Anyone living or working in the Netherlands has to take out basic health insurance. This insurance plan provides cover for essential healthcare treatments, such as general hospital care, emergency care, and GP visits. Netherlands Health Insurance is mandatory for all residents and expats, ensuring access to high-quality healthcare through a regulated system. The basic plan covers core services, with options to add supplementary insurance for dental, vision, and physiotherapy needs.
How Health Insurance Works in the Netherlands?
Is Health Insurance Mandatory?
Yes Everyone who lives or works in the Netherlands must take out basisverzekering (basic health insurance) within 4 months of registering at their local municipality.
- Failing to register may result in fines.
- The government can even assign you an insurer automatically if you don’t choose one in time.
What Does the Basic Insurance Cover?
The standard basic package is the same across all insurers and covers:
- General practitioner (GP) visits.
- Hospital treatment & surgeries.
- Prescribed medication.
- Ambulance services.
- Maternity & newborn care (kraamzorg).
- Mental healthcare treatments.
- Emergency medical care abroad (with EHIC card).
- Dental care for children up to 18.
Costs: Premiums & Deductible:
- Monthly premium (2025): €130 – €180 (average ~€159).
- Annual deductible (Eigen Risico): €385 per year.

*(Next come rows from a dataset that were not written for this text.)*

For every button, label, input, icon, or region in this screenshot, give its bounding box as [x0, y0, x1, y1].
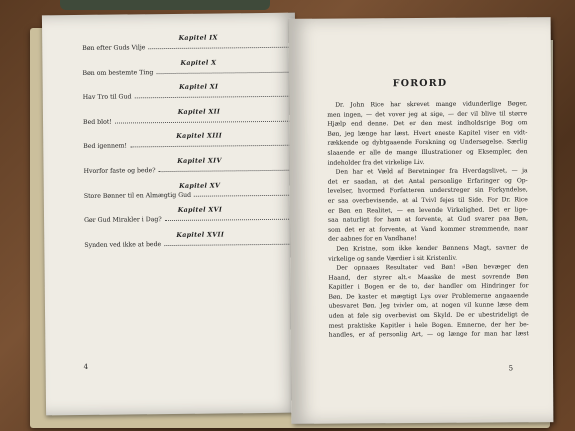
- text-line: rækkende og dybtgaaende Forskning og Undersøgelse. Særlig: [327, 138, 528, 148]
- leader-dots: [148, 47, 303, 50]
- table-of-contents: [82, 32, 316, 256]
- text-line: men ingen, — det vover jeg at sige, — der vil blive til større: [327, 109, 528, 119]
- text-line: Hjælp end denne. Det er den mest indholdsrige Bog om: [327, 119, 528, 128]
- foreword-text: [327, 99, 529, 340]
- chapter-title: Hvorfor faste og bede?: [83, 167, 156, 175]
- chapter-title: Bed blot!: [82, 118, 112, 126]
- text-line: ubesvaret Bøn. Jeg tvivler om, at nogen vil kunne læse dem: [328, 301, 529, 311]
- chapter-title: Store Bønner til en Almægtig Gud: [83, 191, 192, 200]
- text-line: Haand, der styrer alt.« Maaske de mest sovrende Bøn: [328, 272, 529, 282]
- toc-entry: [84, 180, 316, 207]
- toc-entry: [84, 205, 316, 232]
- text-line: Bøn, jeg længe har læst. Hvert eneste Kapitel viser en vidt-: [327, 129, 528, 138]
- text-line: uden at føle sig overbevist om Skyld. De er ubestrideligt de: [328, 311, 529, 320]
- text-line: som det er at forvente, at Vand kommer strømmende, naar: [328, 224, 529, 234]
- toc-entry: [83, 155, 315, 182]
- right-page: [289, 17, 554, 424]
- text-line: Bøn. De kaster et mægtigt Lys over Problemerne angaaende: [328, 292, 529, 301]
- leader-dots: [130, 145, 300, 148]
- chapter-title: Bed igennem!: [83, 142, 128, 151]
- toc-entry: [82, 57, 314, 84]
- leader-dots: [194, 194, 301, 196]
- chapter-heading: Kapitel XIV: [177, 156, 222, 165]
- toc-entry: [82, 32, 314, 59]
- leader-dots: [165, 219, 302, 221]
- text-line: er Bøn en Realitet, — en levende Virkelighed. Det er lige-: [327, 205, 528, 215]
- foreword-title: FORORD: [392, 77, 448, 90]
- text-line: Der opnaaes Resultater ved Bøn! »Bøn bevæger den: [336, 263, 529, 272]
- toc-entry: [83, 131, 315, 158]
- chapter-heading: Kapitel XI: [179, 82, 219, 92]
- chapter-heading: Kapitel XVII: [176, 230, 225, 239]
- chapter-heading: Kapitel X: [180, 58, 217, 67]
- text-line: Kapitler i Bogen er de to, der handler om Hindringer for: [328, 282, 529, 291]
- text-line: handles, er af personlig Art, — og længe for man har læst: [328, 330, 529, 339]
- leader-dots: [164, 243, 301, 245]
- chapter-heading: Kapitel XV: [179, 181, 221, 190]
- chapter-title: Hav Tro til Gud: [82, 93, 132, 102]
- text-line: Den har et Væld af Beretninger fra Hverdagslivet, — ja: [335, 167, 528, 176]
- toc-entry: [83, 106, 315, 133]
- chapter-title: Bøn efter Guds Vilje: [82, 44, 146, 52]
- chapter-heading: Kapitel XIII: [176, 131, 223, 141]
- text-line: saa naturligt for ham at forvente, at Gud svarer paa Bøn,: [327, 215, 529, 224]
- leader-dots: [156, 71, 303, 74]
- text-line: der aabnes for en Vandhane!: [328, 235, 417, 243]
- leader-dots: [115, 120, 300, 123]
- left-page: [42, 13, 299, 416]
- text-line: det er saadan, at det Antal personlige Erfaringer og Op-: [327, 177, 528, 186]
- background-object: [60, 0, 270, 10]
- text-line: Dr. John Rice har skrevet mange vidunderlige Bøger,: [335, 100, 528, 109]
- text-line: er saa overbevisende, at al Tvivl fejes til Side. For Dr. Rice: [327, 196, 528, 205]
- text-line: indeholder fra det virkelige Liv.: [327, 158, 425, 167]
- page-number: 4: [83, 362, 89, 371]
- page-number: 5: [508, 364, 514, 373]
- text-line: slaaende er alle de mange Illustrationer og Eksempler, den: [327, 148, 528, 157]
- toc-entry: [83, 82, 315, 109]
- text-line: mest praktiske Kapitler i hele Bogen. Emnerne, der her be-: [328, 320, 529, 330]
- chapter-heading: Kapitel XII: [177, 107, 221, 116]
- text-line: virkelige og sande Værdier i sit Kristenliv.: [328, 254, 458, 263]
- leader-dots: [159, 170, 301, 172]
- chapter-heading: Kapitel XVI: [177, 205, 223, 215]
- leader-dots: [134, 96, 300, 99]
- toc-entry: [84, 229, 316, 256]
- chapter-heading: Kapitel IX: [178, 33, 218, 42]
- chapter-title: Gør Gud Mirakler i Dag?: [84, 216, 162, 225]
- chapter-title: Synden ved ikke at bede: [84, 240, 162, 249]
- chapter-title: Bøn om bestemte Ting: [82, 68, 154, 77]
- text-line: Den Kristne, som ikke kender Bønnens Magt, savner de: [336, 244, 529, 253]
- text-line: levelser, hvormed Forfatteren understreger sin Forkyndelse,: [327, 186, 528, 195]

- You must pay this before insurance covers most treatments.
- GP visits, maternity care, and children’s healthcare are exempt.
Supplementary (Aanvullende) Insurance:
If you want more coverage, you can add optional packages, which vary by provider:
- Adult dental treatment.
- Physiotherapy sessions.
- Glasses, lenses & orthodontics.
- Alternative medicine (e.g., acupuncture).
Insurers may accept or reject you for supplementary insurance based on your health history.
How Healthcare Is Funded?
The Dutch healthcare system is based on regulated competition:
- All insurers must accept you for the basic plan at the same rate.
- Funding comes from:
- 45% monthly premiums .
- 50% employer contributions.
- 5% government funding Zorgtoeslag (healthcare allowance).
- If your income is low, you may qualify for government financial support to pay your monthly premium.
How to Register & Get Insurance?
- Register at your gemeente (municipality).
- Receive your BSN (Citizen Service Number).
- Choose a health insurer (use comparison sites like Zorgwijzer, Independer, ZorgKiezer).
- Sign up within 4 months of arrival.
- Switch insurers once a year (before January 1st).
Special Care & Long-Term Coverage:
- Long-term care (Wlz): For chronic illness, disability, or continuous healthcare needs.
- Postnatal & maternity care (Kraamzorg): Included in the basic package, with only small personal contributions.
Final Thoughts:
The Netherlands health insurance system ensures universal access to high-quality healthcare. While the basic plan covers essential medical services, many residents choose supplementary insurance for dental, vision, or physiotherapy care.
If you’re moving to the Netherlands, remember to:
- Register at your local gemeente.
- Take out health insurance within 4 months.
- Consider supplementary packages if needed.
- Apply for zorgtoeslag if eligible.
- This way, you’ll be fully covered and avoid fines while enjoying one of the best healthcare systems in Europe.